I really am not. And no doubt I feel very disappointed by that.
I just don't know why I can't be a new person. I know I am not
who I am. I know I am more capable than what I am right now,
but it's just that at this point of time, that part of me is still
concealing itself. And it doesn't wanna surface. I'm so annoyed.
Concerning the past few days, I'd say that everything went as
according to as planned, and such. Tuesday, the PC part. Heh.
Being a
PC (Parade Commander) wasn't as easy as I thought.
After all, I only had one bloody day of rehearsal with Daniel.
NCC Day. 1st July 08. 7+am. I shouted my lungs out, yes.
We were a nervous wreck on the day itself, thank you.
And now, I'm still deciding, on which subject should I really
concentrate on. For that, I mean, my 6th subject in the L1R5
scoring system shit, which is either A Math, or D&T.
Personally, I'm thinking of concentrating on D&T more,
since I very well know myself that I really suck at both
Maths, but then again, everyone's the opposite. As in
my peeps of course. They all seem to be looking at the
opposite direction, which is concentrating on A Math instead.
Why? The answer's simple.
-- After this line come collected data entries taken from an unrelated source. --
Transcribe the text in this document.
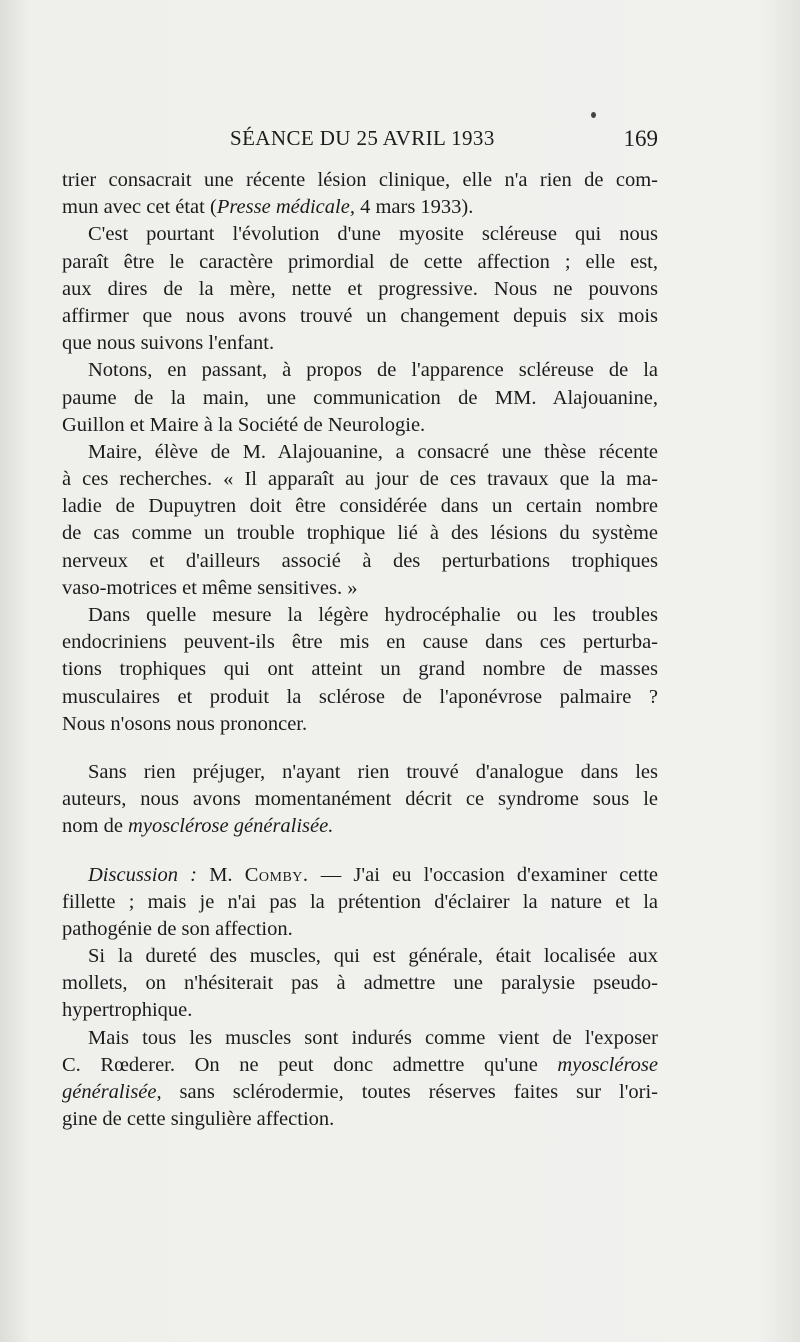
SÉANCE DU 25 AVRIL 1933	169
trier consacrait une récente lésion clinique, elle n'a rien de com-
mun avec cet état (Presse médicale, 4 mars 1933).
C'est pourtant l'évolution d'une myosite scléreuse qui nous
paraît être le caractère primordial de cette affection ; elle est,
aux dires de la mère, nette et progressive. Nous ne pouvons
affirmer que nous avons trouvé un changement depuis six mois
que nous suivons l'enfant.
Notons, en passant, à propos de l'apparence scléreuse de la
paume de la main, une communication de MM. Alajouanine,
Guillon et Maire à la Société de Neurologie.
Maire, élève de M. Alajouanine, a consacré une thèse récente
à ces recherches. « Il apparaît au jour de ces travaux que la ma-
ladie de Dupuytren doit être considérée dans un certain nombre
de cas comme un trouble trophique lié à des lésions du système
nerveux et d'ailleurs associé à des perturbations trophiques
vaso-motrices et même sensitives. »
Dans quelle mesure la légère hydrocéphalie ou les troubles
endocriniens peuvent-ils être mis en cause dans ces perturba-
tions trophiques qui ont atteint un grand nombre de masses
musculaires et produit la sclérose de l'aponévrose palmaire ?
Nous n'osons nous prononcer.
Sans rien préjuger, n'ayant rien trouvé d'analogue dans les
auteurs, nous avons momentanément décrit ce syndrome sous le
nom de myosclérose généralisée.
Discussion : M. Comby. — J'ai eu l'occasion d'examiner cette
fillette ; mais je n'ai pas la prétention d'éclairer la nature et la
pathogénie de son affection.
Si la dureté des muscles, qui est générale, était localisée aux
mollets, on n'hésiterait pas à admettre une paralysie pseudo-
hypertrophique.
Mais tous les muscles sont indurés comme vient de l'exposer
C. Rœderer. On ne peut donc admettre qu'une myosclérose
généralisée, sans sclérodermie, toutes réserves faites sur l'ori-
gine de cette singulière affection.
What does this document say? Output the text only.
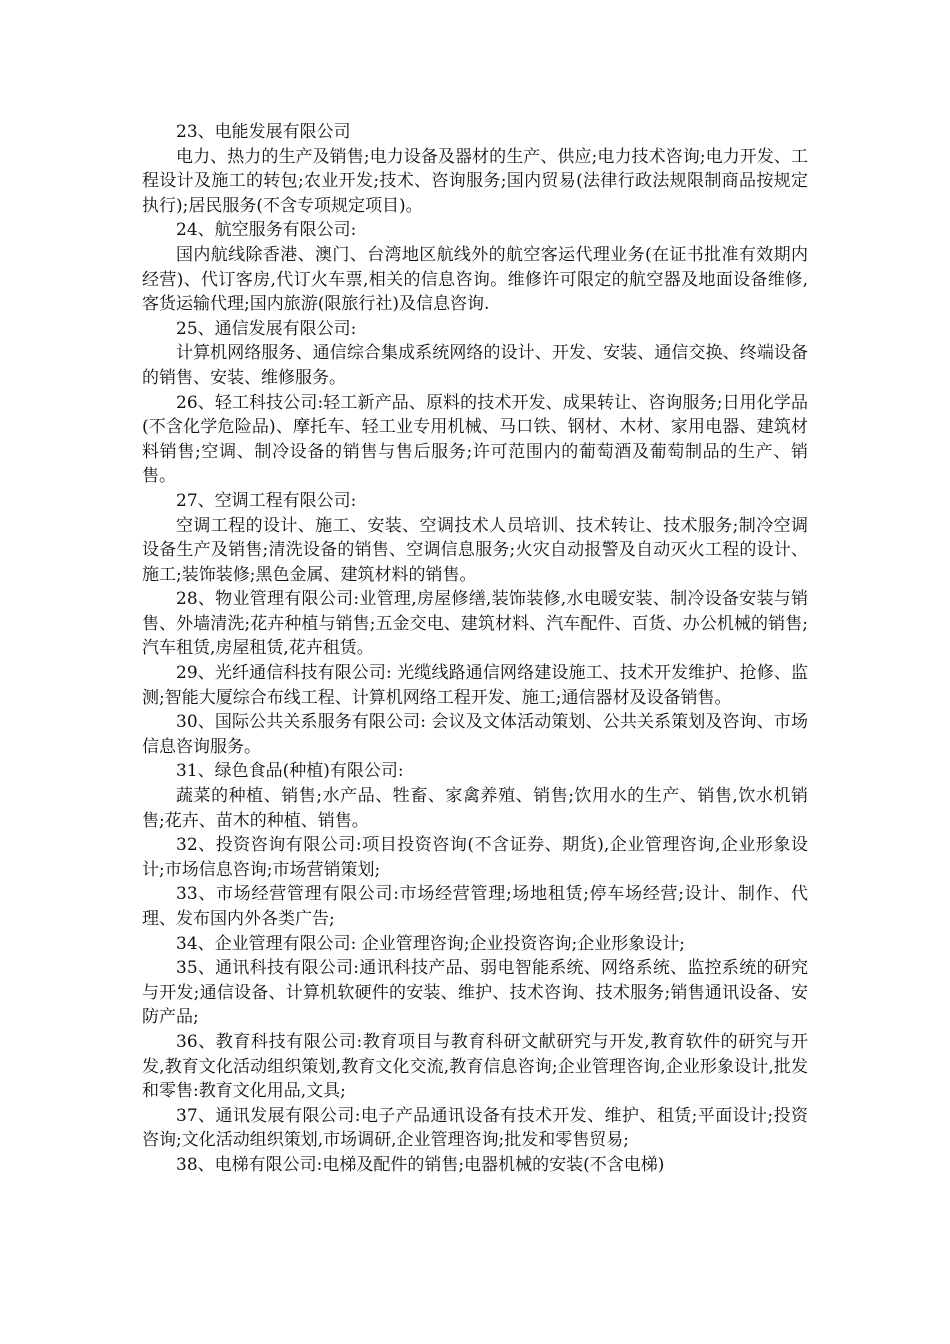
23、电能发展有限公司

电力、热力的生产及销售;电力设备及器材的生产、供应;电力技术咨询;电力开发、工程设计及施工的转包;农业开发;技术、咨询服务;国内贸易(法律行政法规限制商品按规定执行);居民服务(不含专项规定项目)。

24、航空服务有限公司:

国内航线除香港、澳门、台湾地区航线外的航空客运代理业务(在证书批准有效期内经营)、代订客房,代订火车票,相关的信息咨询。维修许可限定的航空器及地面设备维修,客货运输代理;国内旅游(限旅行社)及信息咨询.

25、通信发展有限公司:

计算机网络服务、通信综合集成系统网络的设计、开发、安装、通信交换、终端设备的销售、安装、维修服务。

26、轻工科技公司:轻工新产品、原料的技术开发、成果转让、咨询服务;日用化学品(不含化学危险品)、摩托车、轻工业专用机械、马口铁、钢材、木材、家用电器、建筑材料销售;空调、制冷设备的销售与售后服务;许可范围内的葡萄酒及葡萄制品的生产、销售。

27、空调工程有限公司:

空调工程的设计、施工、安装、空调技术人员培训、技术转让、技术服务;制冷空调设备生产及销售;清洗设备的销售、空调信息服务;火灾自动报警及自动灭火工程的设计、施工;装饰装修;黑色金属、建筑材料的销售。

28、物业管理有限公司:业管理,房屋修缮,装饰装修,水电暖安装、制冷设备安装与销售、外墙清洗;花卉种植与销售;五金交电、建筑材料、汽车配件、百货、办公机械的销售;汽车租赁,房屋租赁,花卉租赁。

29、光纤通信科技有限公司: 光缆线路通信网络建设施工、技术开发维护、抢修、监测;智能大厦综合布线工程、计算机网络工程开发、施工;通信器材及设备销售。

30、国际公共关系服务有限公司: 会议及文体活动策划、公共关系策划及咨询、市场信息咨询服务。

31、绿色食品(种植)有限公司:

蔬菜的种植、销售;水产品、牲畜、家禽养殖、销售;饮用水的生产、销售,饮水机销售;花卉、苗木的种植、销售。

32、投资咨询有限公司:项目投资咨询(不含证券、期货),企业管理咨询,企业形象设计;市场信息咨询;市场营销策划;

33、市场经营管理有限公司:市场经营管理;场地租赁;停车场经营;设计、制作、代理、发布国内外各类广告;

34、企业管理有限公司: 企业管理咨询;企业投资咨询;企业形象设计;

35、通讯科技有限公司:通讯科技产品、弱电智能系统、网络系统、监控系统的研究与开发;通信设备、计算机软硬件的安装、维护、技术咨询、技术服务;销售通讯设备、安防产品;

36、教育科技有限公司:教育项目与教育科研文献研究与开发,教育软件的研究与开发,教育文化活动组织策划,教育文化交流,教育信息咨询;企业管理咨询,企业形象设计,批发和零售:教育文化用品,文具;

37、通讯发展有限公司:电子产品通讯设备有技术开发、维护、租赁;平面设计;投资咨询;文化活动组织策划,市场调研,企业管理咨询;批发和零售贸易;

38、电梯有限公司:电梯及配件的销售;电器机械的安装(不含电梯)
They're all better at Math,
while I'm not. I'm too dumb to understand the simplest
things. And focusing on either one of them, in my opinion, is
much much better than dropping. Consider it a big decision.
And it's difficult to make, especially for someone like me.
So I guess, I'm not going anywhere after all. I'm just being that
stagnant me all over again. Nothing can bring me anywhere.
Nothing."Decisions in life are the hardest to make, cos it will either take you a huge step back, or a giant leap forward." -
Hasif.
PS. Anisa, I really love you no matter what.
It's not what we do, it's what we have for each other.